Ready to try out a new recipe with the finest Raby venison
Prep Time 30 min
Cook Time 8hours
Serves 6
Ingredients
Venison Dice 800g
Smoked bacon Lardons 200g
Plain Flour 75g (swap to gluten-free flour if preferred!)
Salt 1/2 teaspoon
Black Pepper ¼ teaspoon
Oil 2 tablespoons
Red Onion (chopped) 1
Carrots (chopped) 2
Celery Stalks (chopped) 2
Garlic (crushed) 1 tablespoon.
Cloves 2
Cinnamon Stick 1
Red Wine 125ml
Sugar 1 teaspoon
Thyme 1 teaspoon
Tinned chopped Tomato 800 grams.
Tomato Paste 20g
Bay Leaf 1
Chicken Stock 125ml
Dried Thyme 1/2 teaspoon
Dried Basil 1/2 teaspoon
Dried Parsley 1/2 teaspoon
Dried Rosemary 1/2 teaspoon
Dried Porcini Mushrooms 10g
Note If you would prefer to use Fresh Herbs instead of dried, please do.
Method
- Cover the porcini with boiling kettle water and leave to rehydrate.

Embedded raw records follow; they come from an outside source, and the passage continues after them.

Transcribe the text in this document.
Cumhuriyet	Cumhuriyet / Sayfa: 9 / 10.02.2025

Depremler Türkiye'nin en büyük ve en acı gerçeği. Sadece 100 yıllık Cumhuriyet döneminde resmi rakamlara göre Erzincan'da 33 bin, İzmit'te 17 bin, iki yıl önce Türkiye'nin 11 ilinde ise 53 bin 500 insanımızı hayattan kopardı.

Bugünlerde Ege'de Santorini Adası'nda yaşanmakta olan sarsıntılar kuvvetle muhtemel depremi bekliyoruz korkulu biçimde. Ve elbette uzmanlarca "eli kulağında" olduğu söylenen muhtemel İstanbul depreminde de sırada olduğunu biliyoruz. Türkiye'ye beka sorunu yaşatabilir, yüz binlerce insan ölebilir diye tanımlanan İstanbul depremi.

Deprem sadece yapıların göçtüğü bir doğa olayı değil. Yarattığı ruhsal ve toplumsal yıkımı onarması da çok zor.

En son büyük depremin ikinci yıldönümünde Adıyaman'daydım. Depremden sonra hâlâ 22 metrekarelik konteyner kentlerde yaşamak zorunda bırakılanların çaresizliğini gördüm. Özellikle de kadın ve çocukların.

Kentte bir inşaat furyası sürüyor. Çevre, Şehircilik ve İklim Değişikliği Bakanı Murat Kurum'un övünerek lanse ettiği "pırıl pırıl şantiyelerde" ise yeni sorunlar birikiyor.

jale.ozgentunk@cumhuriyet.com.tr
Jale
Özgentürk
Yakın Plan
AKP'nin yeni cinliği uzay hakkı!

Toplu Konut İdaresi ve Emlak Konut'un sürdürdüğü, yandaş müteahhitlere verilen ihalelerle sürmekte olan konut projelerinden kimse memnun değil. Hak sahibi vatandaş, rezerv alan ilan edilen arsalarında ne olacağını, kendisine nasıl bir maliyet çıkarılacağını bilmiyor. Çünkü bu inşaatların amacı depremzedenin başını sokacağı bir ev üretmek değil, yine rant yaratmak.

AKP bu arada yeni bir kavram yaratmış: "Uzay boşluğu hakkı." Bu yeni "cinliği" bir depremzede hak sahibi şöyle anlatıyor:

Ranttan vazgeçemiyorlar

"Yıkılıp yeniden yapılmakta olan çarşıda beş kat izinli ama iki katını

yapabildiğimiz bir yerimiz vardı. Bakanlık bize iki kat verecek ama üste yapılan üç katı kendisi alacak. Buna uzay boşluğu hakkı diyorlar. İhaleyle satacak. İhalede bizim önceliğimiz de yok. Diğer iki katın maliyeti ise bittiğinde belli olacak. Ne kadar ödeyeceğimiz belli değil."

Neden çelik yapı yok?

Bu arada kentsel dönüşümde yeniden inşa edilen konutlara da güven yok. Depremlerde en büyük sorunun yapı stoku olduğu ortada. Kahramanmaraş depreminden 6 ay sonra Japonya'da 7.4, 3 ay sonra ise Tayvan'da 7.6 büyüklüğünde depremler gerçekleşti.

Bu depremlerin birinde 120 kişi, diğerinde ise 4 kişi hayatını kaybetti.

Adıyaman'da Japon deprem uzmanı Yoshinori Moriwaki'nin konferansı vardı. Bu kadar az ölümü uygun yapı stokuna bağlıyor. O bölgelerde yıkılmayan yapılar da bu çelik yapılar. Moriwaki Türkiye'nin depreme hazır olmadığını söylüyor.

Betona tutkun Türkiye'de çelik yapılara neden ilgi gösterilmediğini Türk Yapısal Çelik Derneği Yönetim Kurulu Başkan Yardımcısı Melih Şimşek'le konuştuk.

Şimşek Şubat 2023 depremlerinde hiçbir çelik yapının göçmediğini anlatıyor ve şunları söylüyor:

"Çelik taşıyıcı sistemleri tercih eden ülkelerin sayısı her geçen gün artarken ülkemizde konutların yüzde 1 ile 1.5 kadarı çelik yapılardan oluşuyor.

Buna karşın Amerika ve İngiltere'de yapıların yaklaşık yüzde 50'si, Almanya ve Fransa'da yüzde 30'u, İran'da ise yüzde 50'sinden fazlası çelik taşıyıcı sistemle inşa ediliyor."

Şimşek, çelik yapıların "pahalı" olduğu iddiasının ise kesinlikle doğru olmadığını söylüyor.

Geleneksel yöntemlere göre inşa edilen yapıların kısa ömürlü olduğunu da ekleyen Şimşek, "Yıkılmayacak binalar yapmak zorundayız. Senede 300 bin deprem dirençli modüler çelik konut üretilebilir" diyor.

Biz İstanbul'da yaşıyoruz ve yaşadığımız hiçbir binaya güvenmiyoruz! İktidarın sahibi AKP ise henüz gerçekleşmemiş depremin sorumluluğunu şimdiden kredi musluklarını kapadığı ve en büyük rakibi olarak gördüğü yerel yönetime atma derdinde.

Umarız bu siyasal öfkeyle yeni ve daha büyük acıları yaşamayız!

- Season the Venison Dice with sea salt and black pepper, roll in flour then brown them in a In a frying pan with a little oil over a medium heat, turning until well coloured all over. Remove from pan and place into slow cooker.
- Slice the smoked bacon lardons. Peel the celery, onions, and carrots, then chop into rough 1cm dice. Add to the hot frying and colour slightly, then add to slow cooker.
- In a pestle and mortar, crush the cloves with 1 teaspoon each of salt and pepper, then pound.
- Add to slow cooker all the other ingredients, stir together. Place lid onto slow cooker and cook on a low heat for 8 hours.
- Season to taste, serve with freshly cooked pasta, with sprinkling of fresh parsley.